If I were a convenience store, I’d be happy with my real estate situation.

This morning, on one such drive-by, I intercepted Ian and Dan, two of the members of Future Farmers, an American artist group who have just arrived and are participating in the upcoming exhibition. They told me they are planning to construct some sort of alcohol still for the production of biodiesel, using found fallen fruit. I think that’s correct, I could be wrong. They’re going to use old bike parts and other dinky bits and pieces to make this contraption.

As a result of this chance encounter we were able to ascertain:

-That they’re looking to meet Sydney locals who have their own backyard distilleries or biofuel production facilities (I’ve put them in touch with my friend Rohan, a denizen of such extra-legal tinkerings);

-That they need to source an old bicycle for their work here (I’ve offered a spare bike which lives under our house, belonging to my neighbour Ricardo. In true Duchampian tradition, it’ll imminently be transformed into Art);

-That they want to print a FutureFarmers poster for the show (Big Fag Press might be able to help out there);

-And that they’re happy to work with me to audit their own production processes in the making of this new work (Dan and Ian said that the FutureFarmers is often held up as an example of a “sustainable” art group. This is a claim they are uncomfortable with, and they’ll be keen to debunk it by taking stock of all the inputs and outputs of their practice here in Sydney).

Here are Ian and Dan, posing in front of the MCA’s mobile PA system, which they seemed rather fascinated by:

Dan and Ian from Future Farmers

The all-seeing eye

MCA front yard, Bike rack

It hasn’t escaped my attention that there are some new bits of technology in and around the MCA.

This morning when I arrived I found that The Company Bike Rack had been shifted from the carpark (actually, carpark no more) around to the front of the building. This relocation is clever, on both practical and symbolic terms. Practically, it means that MCA visitors now have a convenient and secure spot to tie up their steeds as they visit the galleries. And symbolically, it “sends a message” that it is OK – nay, it is indeed the new cool thing to do – to ride yer bike to the gallery. Economical, successful.

And here’s something I spotted in the MCA staff kitchen:

MCA Kitchen, bins

I don’t know when this split waste recycling innovation came about. Can anyone in the office enlighten me? Was it related to the recent fanatical drive to collect plastic containers for Lauren Berkowitz’s piece in the upcoming show?

Plastics, rubbish. What’s next? How about a foodscraps bin for on-site wormfarming, MCA? Anyone interested? I know a worm guru who I’m sure would be happy to help out…

Turning the Sod

turning the sod on the new mca building

On Wednesday (my first proper office-day) I was, by chance, present for the “turning the sod” on the building of the MCA’s new building extension.
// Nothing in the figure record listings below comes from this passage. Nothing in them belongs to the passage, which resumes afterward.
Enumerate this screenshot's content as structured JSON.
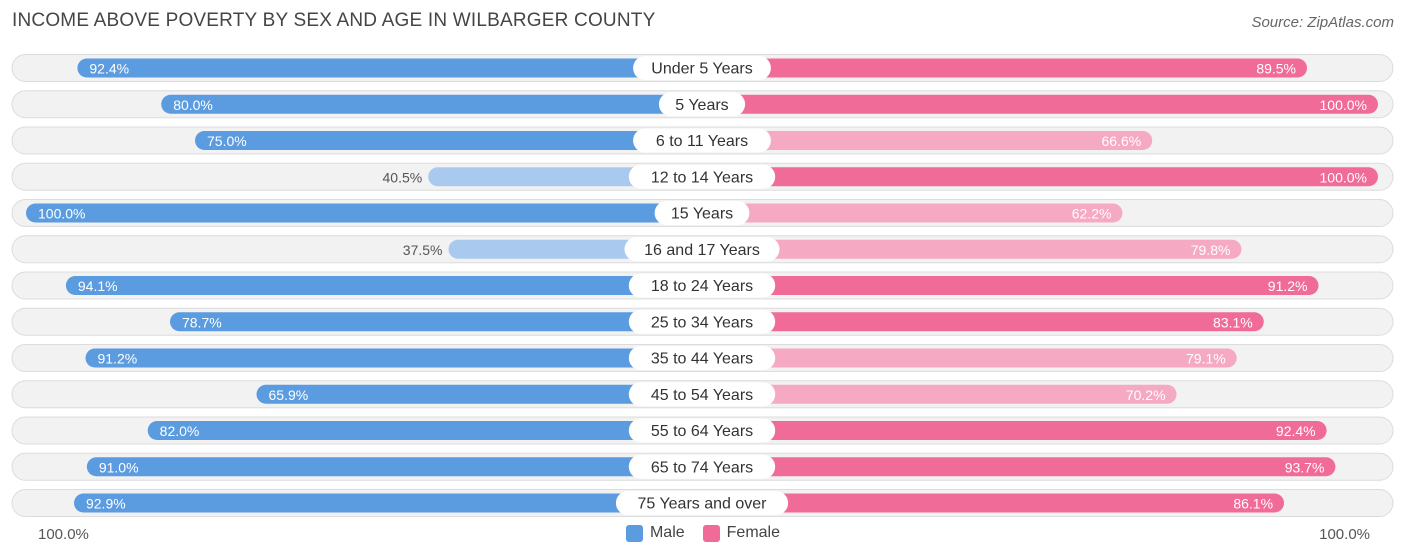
{
  "title": "INCOME ABOVE POVERTY BY SEX AND AGE IN WILBARGER COUNTY",
  "source": "Source: ZipAtlas.com",
  "colors": {
    "male_strong": "#5b9be0",
    "male_light": "#a9c9ef",
    "female_strong": "#f06b97",
    "female_light": "#f6a9c3",
    "track": "#efefef"
  },
  "axis": {
    "left_label": "100.0%",
    "right_label": "100.0%"
  },
  "legend": {
    "male": "Male",
    "female": "Female"
  },
  "chart_data": {
    "type": "bar",
    "orientation": "horizontal-diverging",
    "title": "INCOME ABOVE POVERTY BY SEX AND AGE IN WILBARGER COUNTY",
    "xlim": [
      0,
      100
    ],
    "unit": "%",
    "categories": [
      "Under 5 Years",
      "5 Years",
      "6 to 11 Years",
      "12 to 14 Years",
      "15 Years",
      "16 and 17 Years",
      "18 to 24 Years",
      "25 to 34 Years",
      "35 to 44 Years",
      "45 to 54 Years",
      "55 to 64 Years",
      "65 to 74 Years",
      "75 Years and over"
    ],
    "series": [
      {
        "name": "Male",
        "values": [
          92.4,
          80.0,
          75.0,
          40.5,
          100.0,
          37.5,
          94.1,
          78.7,
          91.2,
          65.9,
          82.0,
          91.0,
          92.9
        ],
        "labels": [
          "92.4%",
          "80.0%",
          "75.0%",
          "40.5%",
          "100.0%",
          "37.5%",
          "94.1%",
          "78.7%",
          "91.2%",
          "65.9%",
          "82.0%",
          "91.0%",
          "92.9%"
        ]
      },
      {
        "name": "Female",
        "values": [
          89.5,
          100.0,
          66.6,
          100.0,
          62.2,
          79.8,
          91.2,
          83.1,
          79.1,
          70.2,
          92.4,
          93.7,
          86.1
        ],
        "labels": [
          "89.5%",
          "100.0%",
          "66.6%",
          "100.0%",
          "62.2%",
          "79.8%",
          "91.2%",
          "83.1%",
          "79.1%",
          "70.2%",
          "92.4%",
          "93.7%",
          "86.1%"
        ]
      }
    ]
  }
}
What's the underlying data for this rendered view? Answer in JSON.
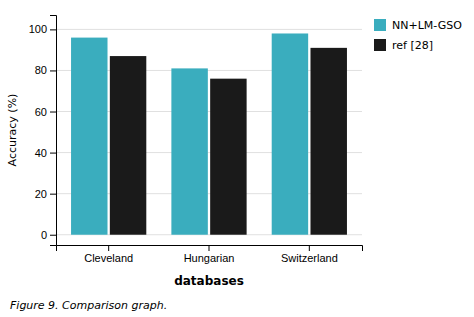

Tony tipped me off, and I arrived just in time. An array of federal politicians were on hand, ready to don their pristine hardhats and hi-vis vests, to witness the cool earth moving machine take its first symbolic bite into the crust of the MCA car park. The car park will make way for the building extension, which will apparently make room for an expanded education facility, lecture theatre and events space, amongst other things.